Valgrind tries to establish what the illegal address might relate to, since that's often useful. So, if it points into a block of memory which has already been freed, you'll be informed of this, and also where the block was freed at. Likewise, if it should turn out to be just off the end of a malloced block, a common result of off-by-one-errors in array subscripting, you'll be informed of this fact, and also where the block was malloced.

In this example, Valgrind can't identify the address. Actually the address is on the stack, but, for some reason, this is not a valid stack address -- it is below the stack pointer, %esp, and that isn't allowed. In this particular case it's probably caused by gcc generating invalid code, a known bug in various flavours of gcc.

Note that Valgrind only tells you that your program is about to access memory at an illegal address. It can't stop the access from happening. So, if your program makes an access which normally would result in a segmentation fault, your program will still suffer the same fate -- but you will get a message immediately prior to this. In this particular example, reading junk on the stack is non-fatal, and the program stays alive.

2.2  Use of uninitialised values

For example:
  Conditional jump or move depends on uninitialised value(s)
     at 0x402DFA94: _IO_vfprintf (_itoa.h:49)
     by 0x402E8476: _IO_printf (printf.c:36)
     by 0x8048472: main (tests/manuel1.c:8)
     by 0x402A6E5E: __libc_start_main (libc-start.c:129)

An uninitialised-value use error is reported when your program uses a value which hasn't been initialised -- in other words, is undefined.
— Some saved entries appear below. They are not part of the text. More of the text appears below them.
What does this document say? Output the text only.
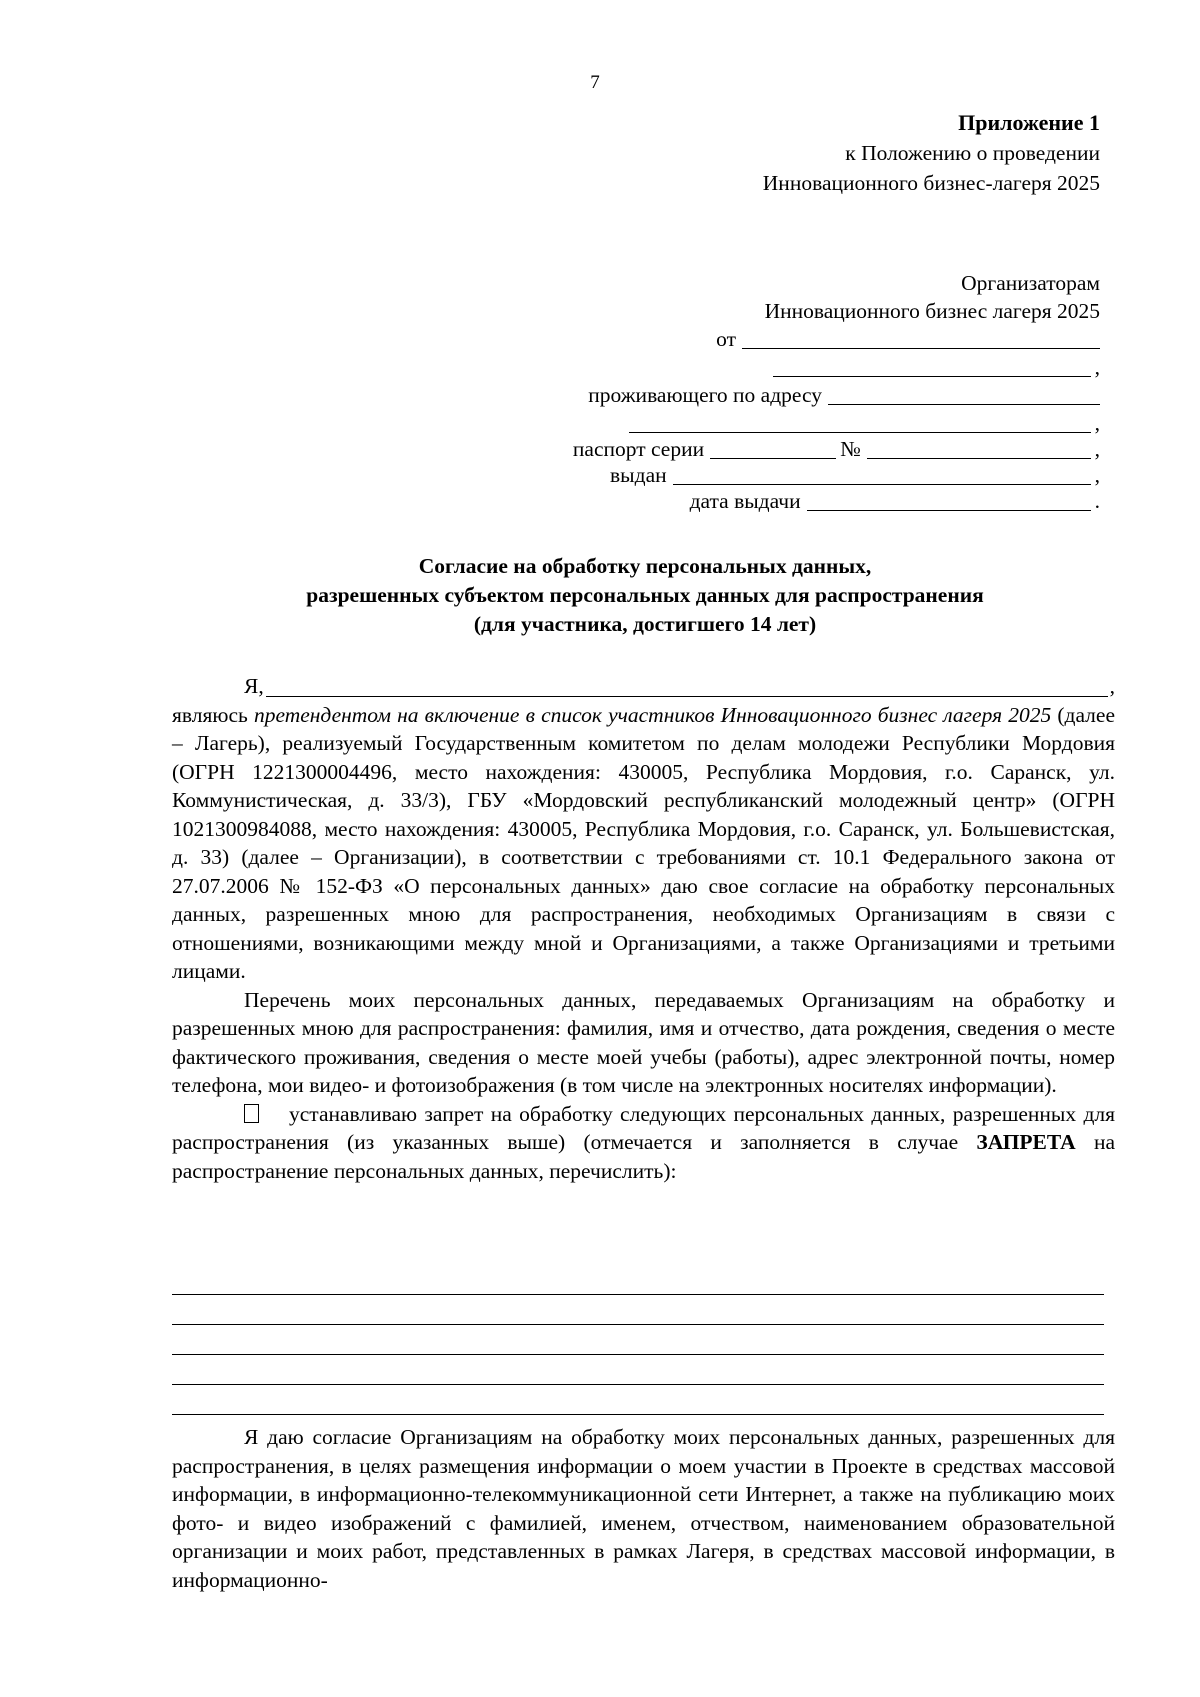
7
Приложение 1
к Положению о проведении
Инновационного бизнес-лагеря 2025
Организаторам
Инновационного бизнес лагеря 2025
от
,
проживающего по адресу
,
паспорт серии	№	,
выдан	,
дата выдачи	.
Согласие на обработку персональных данных,
разрешенных субъектом персональных данных для распространения
(для участника, достигшего 14 лет)
Я,	,
являюсь претендентом на включение в список участников Инновационного бизнес лагеря 2025 (далее – Лагерь), реализуемый Государственным комитетом по делам молодежи Республики Мордовия (ОГРН 1221300004496, место нахождения: 430005, Республика Мордовия, г.о. Саранск, ул. Коммунистическая, д. 33/3), ГБУ «Мордовский республиканский молодежный центр» (ОГРН 1021300984088, место нахождения: 430005, Республика Мордовия, г.о. Саранск, ул. Большевистская, д. 33) (далее – Организации), в соответствии с требованиями ст. 10.1 Федерального закона от 27.07.2006 № 152-ФЗ «О персональных данных» даю свое согласие на обработку персональных данных, разрешенных мною для распространения, необходимых Организациям в связи с отношениями, возникающими между мной и Организациями, а также Организациями и третьими лицами.
Перечень моих персональных данных, передаваемых Организациям на обработку и разрешенных мною для распространения: фамилия, имя и отчество, дата рождения, сведения о месте фактического проживания, сведения о месте моей учебы (работы), адрес электронной почты, номер телефона, мои видео- и фотоизображения (в том числе на электронных носителях информации).
устанавливаю запрет на обработку следующих персональных данных, разрешенных для распространения (из указанных выше) (отмечается и заполняется в случае ЗАПРЕТА на распространение персональных данных, перечислить):
Я даю согласие Организациям на обработку моих персональных данных, разрешенных для распространения, в целях размещения информации о моем участии в Проекте в средствах массовой информации, в информационно-телекоммуникационной сети Интернет, а также на публикацию моих фото- и видео изображений с фамилией, именем, отчеством, наименованием образовательной организации и моих работ, представленных в рамках Лагеря, в средствах массовой информации, в информационно-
Here, the undefined value is used somewhere inside the printf() machinery of the C library. This error was reported when running the following small program:

  int main()
  {
    int x;
    printf ("x = %d\n", x);
  }

It is important to understand that your program can copy around junk (uninitialised) data to its heart's content. Valgrind observes this and keeps track of the data, but does not complain. A complaint is issued only when your program attempts to make use of uninitialised data. In this example, x is uninitialised. Valgrind observes the value being passed to _IO_printf and thence to _IO_vfprintf, but makes no comment. However, _IO_vfprintf has to examine the value of x so it can turn it into the corresponding ASCII string, and it is at this point that Valgrind complains.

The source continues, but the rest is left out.